Selon le site Internet décrivant le musée : « Bains
des nymphes : trois nymphes sont présentes avec la
naissance de la source Hippocrène sous le sabot de Pégase,
malheureusement abîmé. ». On retrouve la même
rhétorique en lien avec la marche du soleil : Pégase est le
cheval qui transporte le soleil et l’enfonce dans l’eau de
la mer. Les nymphes sont les divinités marines qui prennent
le relais.
Image 18 : Nous
ne connaissons pas le thème de cette représentation.
Mosaïque
marine provenant de Sidi el-Mahersi (images
de 19 à 24)
Image 19 : Vue de
la totalité de la salle où l’on identifie trois panneaux de
mosaïque. À remarquer que très probablement, on a voulu
effectuer dans cette salle une reconstitution des sols
fouillés à l’origine. C’est pour cela que l’on voit à droite
les restes d’un bassin. Par contre, les panneaux dressés
verticalement portent des mosaïques de sol. La
reconstitution ne serait donc pas tout à fait exacte. Il
semblerait cependant que l’ensemble proviendrait d’un
pavement unique et homogène.
Image 20 : Détail
du panneau de gauche. Fragment de mosaïque représentant
Amphitrite chevauchant un cheval marin. Nous avons eu
l’occasion de voir une représentation analogue dans la
maison d’Amphitrite à Bulla Regia. Neptune est souvent
présent aux cotés d’Amphitrite. Ce n’est pas le cas ici mais
ce l’était peut être à l’origine, le panneau de mosaïque
ayant été déplacé dans ce musée. Sont souvent aussi présents
des poissons, des dauphins et des amours pêcheurs. Et c’est
ce que nous voyons dans le panneau suivant.
Image 21 : Panneau
du milieu.
Image 22 : Détail
du panneau du milieu. Scène marine avec des poissons et des
bambins nus pêchant au filet ou à la ligne. Bien que
dépourvus d’ailes (souvent représentées sur des scènes
analogues), ces enfants nus sont des amours, êtres
extraordinaires associés à la vie.
Image 23. Détail du
panneau du milieu : nous pensons que cette scène relève plus
de l’intimité familiale que du symbolisme. Nous y voyons,
sur une barque (voir image précédente) conduite par un amour
deux personnages qui, eux, sont habillés, semblant danser.
Celui de gauche a les traits d’un adolescent ou d’un homme
jeune. Le personnage de droite est quant à lui une femme
adulte. Nous ignorons la nature de l’objet qu’elle tient.

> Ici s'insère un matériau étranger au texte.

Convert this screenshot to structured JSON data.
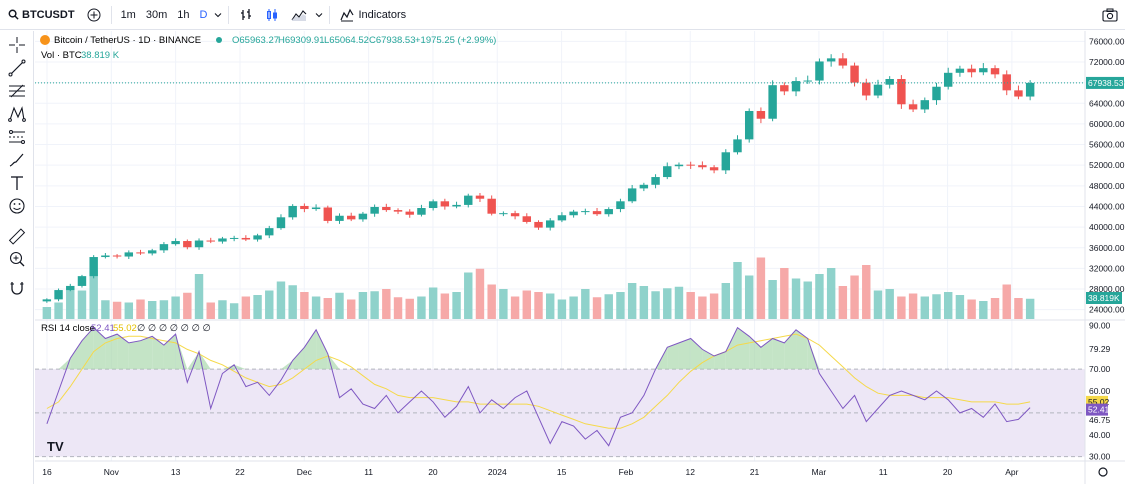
{
  "toolbar": {
    "symbol": "BTCUSDT",
    "timeframes": [
      "1m",
      "30m",
      "1h",
      "D"
    ],
    "active_timeframe": "D",
    "indicators_label": "Indicators"
  },
  "legend": {
    "title": "Bitcoin / TetherUS · 1D · BINANCE",
    "open": "O65963.27",
    "high": "H69309.91",
    "low": "L65064.52",
    "close": "C67938.53",
    "change": "+1975.25 (+2.99%)",
    "volume_label": "Vol · BTC",
    "volume_value": "38.819 K",
    "rsi_label": "RSI 14 close",
    "rsi_value": "52.41",
    "rsi_ma_value": "55.02",
    "rsi_extras": "∅ ∅ ∅ ∅ ∅ ∅ ∅"
  },
  "colors": {
    "up": "#26a69a",
    "down": "#ef5350",
    "up_volume": "#8fd2cb",
    "down_volume": "#f6a9a8",
    "rsi_line": "#7e57c2",
    "rsi_ma": "#f5d94a",
    "rsi_band": "#ede7f6",
    "accent": "#2962ff"
  },
  "chart_data": {
    "type": "candlestick",
    "price_axis_ticks": [
      "76000.00",
      "72000.00",
      "68000.00",
      "64000.00",
      "60000.00",
      "56000.00",
      "52000.00",
      "48000.00",
      "44000.00",
      "40000.00",
      "36000.00",
      "32000.00",
      "28000.00",
      "24000.00"
    ],
    "price_ylim": [
      22000,
      78000
    ],
    "last_price_label": "67938.53",
    "last_price": 67938.53,
    "volume_label": "38.819K",
    "rsi_axis_ticks": [
      "90.00",
      "79.29",
      "70.00",
      "60.00",
      "55.02",
      "52.41",
      "46.75",
      "40.00",
      "30.00"
    ],
    "rsi_ylim": [
      28,
      92
    ],
    "rsi_levels": [
      70,
      30
    ],
    "time_labels": [
      "16",
      "Nov",
      "13",
      "22",
      "Dec",
      "11",
      "20",
      "2024",
      "15",
      "Feb",
      "12",
      "21",
      "Mar",
      "11",
      "20",
      "Apr"
    ],
    "close_path": [
      26000,
      27800,
      28600,
      30500,
      34200,
      34500,
      34300,
      35100,
      34900,
      35500,
      36700,
      37300,
      36100,
      37400,
      37200,
      37800,
      37900,
      37600,
      38400,
      39800,
      41900,
      44100,
      43500,
      43800,
      41200,
      42200,
      41500,
      42600,
      43900,
      43300,
      43000,
      42400,
      43700,
      45000,
      44000,
      44300,
      46100,
      45500,
      42600,
      42700,
      42100,
      41000,
      39900,
      41300,
      42300,
      43000,
      43100,
      42500,
      43500,
      45000,
      47500,
      48200,
      49700,
      51800,
      52100,
      52000,
      51600,
      51000,
      54500,
      57000,
      62500,
      61000,
      67500,
      66300,
      68300,
      68400,
      72100,
      72700,
      71300,
      68000,
      65500,
      67600,
      68700,
      63800,
      62800,
      64600,
      67200,
      69900,
      70700,
      70000,
      70800,
      69600,
      66500,
      65300,
      67938.53
    ],
    "volume_path": [
      0.16,
      0.22,
      0.42,
      0.38,
      0.65,
      0.25,
      0.23,
      0.22,
      0.26,
      0.24,
      0.25,
      0.3,
      0.35,
      0.6,
      0.22,
      0.25,
      0.21,
      0.3,
      0.32,
      0.38,
      0.5,
      0.45,
      0.36,
      0.3,
      0.28,
      0.35,
      0.26,
      0.36,
      0.37,
      0.4,
      0.29,
      0.27,
      0.3,
      0.42,
      0.34,
      0.36,
      0.62,
      0.67,
      0.46,
      0.4,
      0.3,
      0.38,
      0.36,
      0.34,
      0.26,
      0.3,
      0.4,
      0.29,
      0.33,
      0.36,
      0.48,
      0.44,
      0.37,
      0.41,
      0.43,
      0.36,
      0.3,
      0.34,
      0.48,
      0.76,
      0.58,
      0.82,
      0.52,
      0.68,
      0.54,
      0.5,
      0.6,
      0.68,
      0.44,
      0.58,
      0.72,
      0.38,
      0.4,
      0.3,
      0.34,
      0.3,
      0.33,
      0.36,
      0.32,
      0.26,
      0.24,
      0.28,
      0.46,
      0.28,
      0.27
    ],
    "rsi_path": [
      45,
      60,
      75,
      83,
      89,
      84,
      86,
      82,
      83,
      85,
      81,
      86,
      64,
      78,
      52,
      68,
      72,
      62,
      64,
      58,
      65,
      74,
      80,
      88,
      77,
      57,
      61,
      54,
      52,
      58,
      50,
      55,
      60,
      55,
      48,
      53,
      62,
      50,
      56,
      52,
      57,
      60,
      48,
      36,
      46,
      44,
      38,
      42,
      35,
      48,
      50,
      58,
      70,
      80,
      82,
      84,
      79,
      76,
      78,
      89,
      85,
      80,
      84,
      82,
      88,
      84,
      68,
      60,
      52,
      58,
      46,
      52,
      58,
      60,
      58,
      56,
      60,
      56,
      50,
      52,
      48,
      54,
      46,
      47,
      52.41
    ],
    "rsi_ma_path": [
      52,
      55,
      62,
      70,
      78,
      82,
      84,
      85,
      85,
      84,
      83,
      82,
      79,
      77,
      74,
      72,
      69,
      66,
      64,
      62,
      63,
      66,
      70,
      74,
      76,
      74,
      71,
      67,
      63,
      61,
      58,
      57,
      57,
      57,
      56,
      55,
      55,
      54,
      54,
      54,
      54,
      54,
      53,
      51,
      49,
      47,
      45,
      44,
      43,
      43,
      45,
      48,
      53,
      58,
      64,
      69,
      73,
      76,
      78,
      81,
      82,
      83,
      84,
      85,
      86,
      84,
      81,
      76,
      71,
      66,
      62,
      59,
      58,
      58,
      58,
      57,
      57,
      57,
      56,
      55,
      55,
      55,
      54,
      54,
      55.02
    ]
  }
}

Nous pensons que cette scène représente le couple des
propriétaires emporté dans la barque de la vie. Si la femme
tourne son regard avec un peu d’effroi vers l’amour, symbole
certes de vie, mais aussi de mort, l’homme quant à lui reste
indifférent et cherche à danser, à profiter des plaisirs de
la vie.
Image 24 : Panneau
de droite. Au premier plan, on peut voir les restes d’un
bassin. Au second plan, sur la paroi, a été placée la
mosaïque des coqs et des pièces d’or de l'image
10. Là encore, nous décelons dans cette
représentation une sensibilité épicurienne, la recherche
d’un plaisir modéré (produit par l’enrichissement) et
l’absence de crainte de la mort .
Datation envisagée pour les mosaïques déposées au
musée de Néapolis à Nabeul, provenant pour la plupart de la
Maison des Nymphes : an 325 avec un écart de 50 ans.